Aubrey stopped the minivan and killed the engine. The quiet wasn’t perfect, but it was deeper than I’d expected in a place that was still officially a city. We got out of the minivan. A firefly ignited, floated up in the gloom, and vanished.

“No neighbors to speak of,” Aubrey said. “At least not in line of sight.”

“Yeah,” I said. “Let’s go look at that shed in the back.”

The shed was bigger than my old dorm room. It was painted red as a rough echo of the barn it almost resembled. There were no windows, but a small, dark vent near the top was choked by a bird’s nest. I walked up to it and put my hand on it. Metal siding, but with something more solid under it.

“Would make a decent little prison,” Aubrey said.

“I’m always impressed by how much fighting evil feels like committing crime,” I said. “But you’re right. It’s… well, if it’s not perfect, it’s as close as we’re going to get on short notice.”

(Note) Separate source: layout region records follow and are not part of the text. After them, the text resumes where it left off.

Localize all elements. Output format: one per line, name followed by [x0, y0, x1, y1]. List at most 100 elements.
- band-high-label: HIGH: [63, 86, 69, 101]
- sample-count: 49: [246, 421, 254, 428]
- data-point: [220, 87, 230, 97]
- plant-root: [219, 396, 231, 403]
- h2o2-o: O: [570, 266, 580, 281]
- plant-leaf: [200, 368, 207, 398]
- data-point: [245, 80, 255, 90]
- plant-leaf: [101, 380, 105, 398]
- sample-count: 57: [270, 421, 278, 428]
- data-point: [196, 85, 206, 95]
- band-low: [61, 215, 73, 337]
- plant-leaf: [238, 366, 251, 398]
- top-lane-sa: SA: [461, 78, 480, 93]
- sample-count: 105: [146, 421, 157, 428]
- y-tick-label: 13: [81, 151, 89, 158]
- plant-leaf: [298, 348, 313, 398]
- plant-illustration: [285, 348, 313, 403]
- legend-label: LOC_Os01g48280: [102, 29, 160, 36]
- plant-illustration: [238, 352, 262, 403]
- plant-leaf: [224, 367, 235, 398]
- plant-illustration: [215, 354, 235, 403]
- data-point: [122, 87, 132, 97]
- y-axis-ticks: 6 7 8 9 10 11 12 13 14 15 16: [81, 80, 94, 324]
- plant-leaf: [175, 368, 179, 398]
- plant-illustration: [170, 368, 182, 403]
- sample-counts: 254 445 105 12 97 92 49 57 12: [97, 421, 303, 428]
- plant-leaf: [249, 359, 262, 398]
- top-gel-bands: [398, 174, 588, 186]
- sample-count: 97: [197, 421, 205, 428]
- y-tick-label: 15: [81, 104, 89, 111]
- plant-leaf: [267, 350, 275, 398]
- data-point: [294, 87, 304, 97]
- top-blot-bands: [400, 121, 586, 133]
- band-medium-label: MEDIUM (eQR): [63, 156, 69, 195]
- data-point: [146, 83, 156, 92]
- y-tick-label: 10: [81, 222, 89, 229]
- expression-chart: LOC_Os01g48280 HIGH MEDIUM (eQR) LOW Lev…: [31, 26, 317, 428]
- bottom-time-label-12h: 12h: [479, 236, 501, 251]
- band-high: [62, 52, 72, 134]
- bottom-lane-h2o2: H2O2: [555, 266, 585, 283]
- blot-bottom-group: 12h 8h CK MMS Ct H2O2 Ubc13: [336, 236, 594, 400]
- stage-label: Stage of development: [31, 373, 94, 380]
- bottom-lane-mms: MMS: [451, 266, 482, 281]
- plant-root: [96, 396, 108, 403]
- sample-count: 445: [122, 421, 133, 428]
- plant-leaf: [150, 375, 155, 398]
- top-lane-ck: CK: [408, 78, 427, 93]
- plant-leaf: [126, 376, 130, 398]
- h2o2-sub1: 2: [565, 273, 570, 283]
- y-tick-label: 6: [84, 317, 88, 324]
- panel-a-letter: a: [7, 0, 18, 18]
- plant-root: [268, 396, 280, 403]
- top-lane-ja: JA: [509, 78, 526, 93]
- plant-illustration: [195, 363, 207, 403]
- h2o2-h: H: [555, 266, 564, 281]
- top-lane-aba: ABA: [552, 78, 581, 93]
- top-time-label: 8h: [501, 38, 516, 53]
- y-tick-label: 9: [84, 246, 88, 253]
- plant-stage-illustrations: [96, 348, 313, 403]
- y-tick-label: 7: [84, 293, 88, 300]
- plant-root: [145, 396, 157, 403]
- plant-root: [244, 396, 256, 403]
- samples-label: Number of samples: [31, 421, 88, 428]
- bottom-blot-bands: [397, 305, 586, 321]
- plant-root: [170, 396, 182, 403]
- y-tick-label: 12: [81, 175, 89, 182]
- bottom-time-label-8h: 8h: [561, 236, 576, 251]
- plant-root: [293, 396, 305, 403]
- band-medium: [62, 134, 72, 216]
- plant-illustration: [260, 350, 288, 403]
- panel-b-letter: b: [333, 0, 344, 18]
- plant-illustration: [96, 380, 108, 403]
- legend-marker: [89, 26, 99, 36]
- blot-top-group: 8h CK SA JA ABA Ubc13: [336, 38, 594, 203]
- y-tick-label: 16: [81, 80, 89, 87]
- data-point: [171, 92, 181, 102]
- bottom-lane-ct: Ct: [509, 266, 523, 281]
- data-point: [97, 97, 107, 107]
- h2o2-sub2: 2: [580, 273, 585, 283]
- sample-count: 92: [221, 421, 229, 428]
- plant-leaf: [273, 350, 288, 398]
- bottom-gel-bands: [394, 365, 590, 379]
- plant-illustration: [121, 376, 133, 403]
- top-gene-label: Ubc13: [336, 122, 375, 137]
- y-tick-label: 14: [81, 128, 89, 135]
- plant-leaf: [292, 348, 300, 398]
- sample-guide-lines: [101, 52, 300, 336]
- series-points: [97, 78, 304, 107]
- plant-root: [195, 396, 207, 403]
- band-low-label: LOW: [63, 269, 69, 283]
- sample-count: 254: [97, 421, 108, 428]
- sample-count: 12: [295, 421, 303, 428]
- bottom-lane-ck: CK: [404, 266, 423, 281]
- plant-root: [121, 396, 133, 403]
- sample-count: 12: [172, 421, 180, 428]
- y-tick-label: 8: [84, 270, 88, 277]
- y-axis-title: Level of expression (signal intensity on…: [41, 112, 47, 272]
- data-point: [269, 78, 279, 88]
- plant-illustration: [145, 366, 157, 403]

“You can afford the place?” he asked. I didn’t answer. He knew as well as I did that I could afford the whole subdivision.

On the way back across the river, I called my lawyer on the cell phone and left her a message with the address of the new house, the listed Realtor, and the instruction that I wanted to take possession as soon as possible. If I stumbled a little over the word possession, it was only my unsettled state of mind.